When was the last time you actually USED this on your desktop box?

I use that _all_ the time. The argument "I don't use it, so it isn't useful to anyone." was NEVER a valid argument!

A operating system which doesn't support multi-user in 2010 is useless. Period.

"X) No real existing application base

Chicken/egg. Not Haiku's failing.
Agreed. But when you're talking about changing the world you should somehow also be able to attract developers.

"X) The OS is barely used on the desktop

Chicken/egg. Not Haiku's failing.
Well, it currently lacks a lot of essential features and hardware support. So, yes, it's Haiku's problem!

"let alone the fact that there this thing is not running on any mobile platform in any capacity

Nor is Windows NT.
So are Linux and MacOS!

"X) It has no server functionality

Nothing "and". Any modern operating system nowadays has server capabilities. Again, the argument "I don't use it so the rest of the world won't need it either" is not a valid argument. That's just stupid. Don't tell other people what they need and should do.

"X) Its limited to the Desktop only currently

Which reduces the possible user base and, thus, reduces the amount of applications developed for it.
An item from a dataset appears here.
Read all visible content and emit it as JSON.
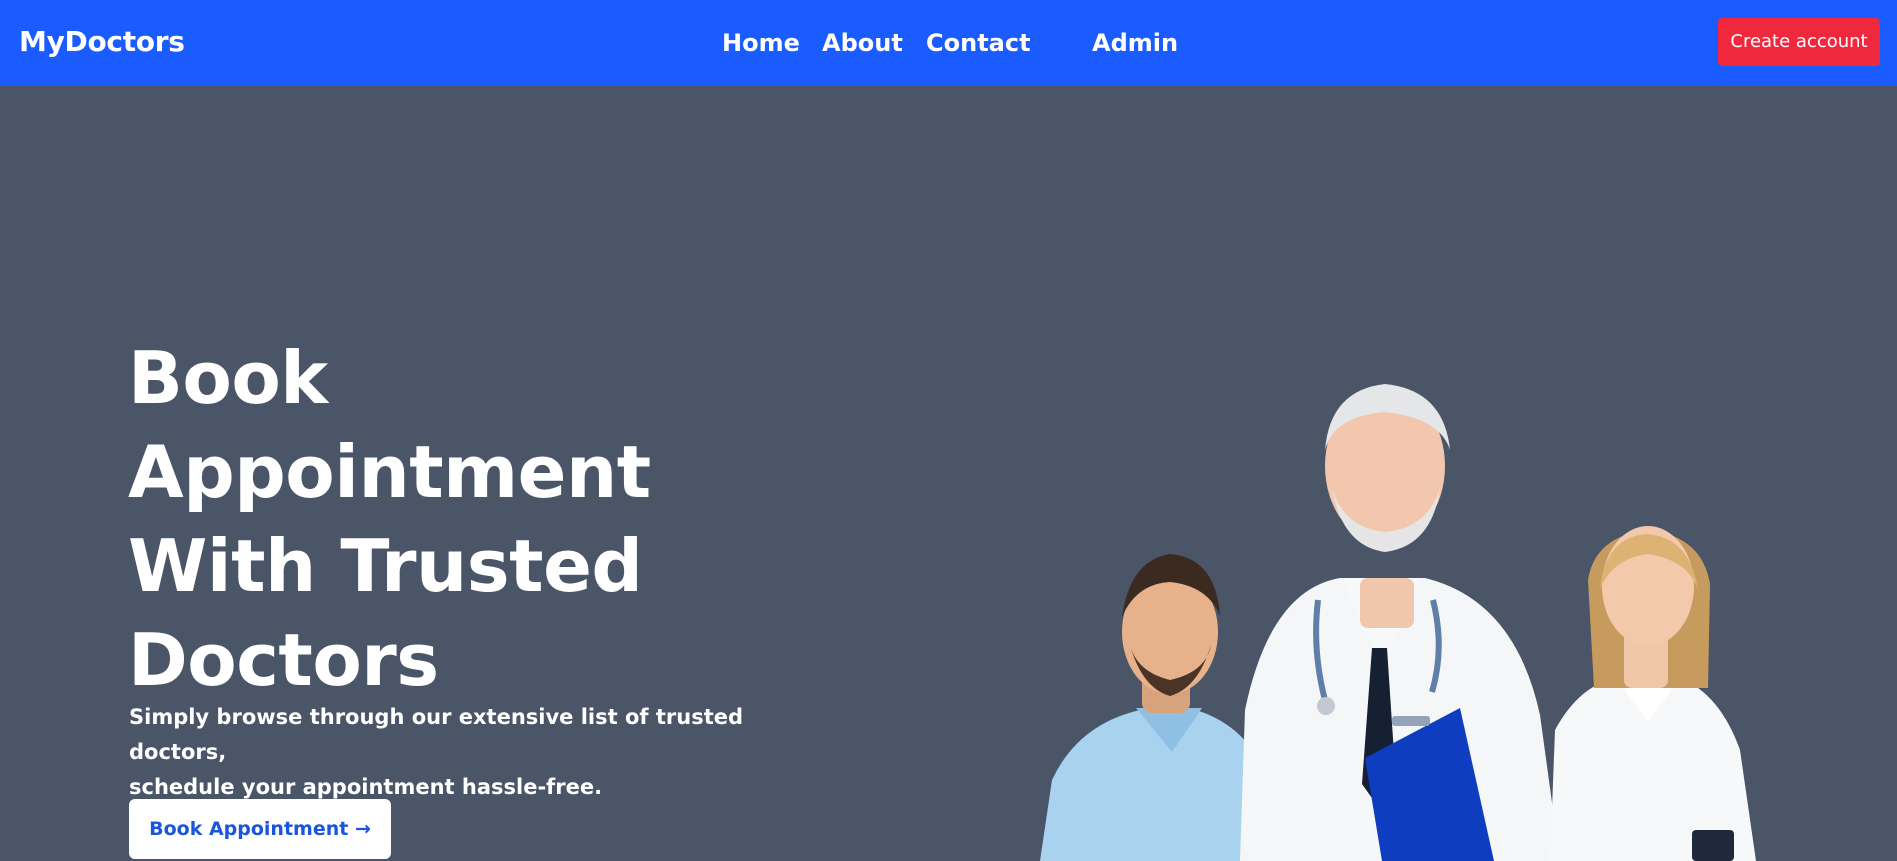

Seriously. I see that Haiku is really a nice project and I actually already knew BeOS from release 3.1 (I once ordered a LiveCD from Be back in 1998 to test it). But it lacks so many essential features and applications that it won't be any serious competitor in near future.

All these claims that it's so superior when it comes to multimedia over Linux, MacOS and Windows might have been true for 1998, but not for 2010. Seriously.


Reply Parent Score: 2

RE[3]: The horse is dead
by Thom_Holwerda on Tue 4th Jan 2011 21:47 in reply to "RE[2]: The horse is dead"
Thom_Holwerda Member since:

I use that _all_ the time.

Humour me. In what way?

The argument "I don't use it, so it isn't useful to anyone." was NEVER a valid argument!

The argument "I use it, so it is useful to everyone" was NEVER a valid argument!

operating system which doesn't support multi-user in 2010 is useless. Period.

Yet another person who parrots the party line without actually providing any reasoning as to WHY this is supposedly the case. I used to be in your camp, but over the years, my position has shifted. Nobody truly USES multiuser on their machines, since at least where I live, if you're old enough to need your own computer, you just GET YOUR OWN COMPUTER. This is further validated by Microsoft's data (still looking for that damn link).

As computers are moving towards unique devices, instead of shared ones, the additional overhead and complexity multiuser adds becomes a burden, not a necessity or even a blessing. Security can be achieved in other, less intrusive and less taxing ways.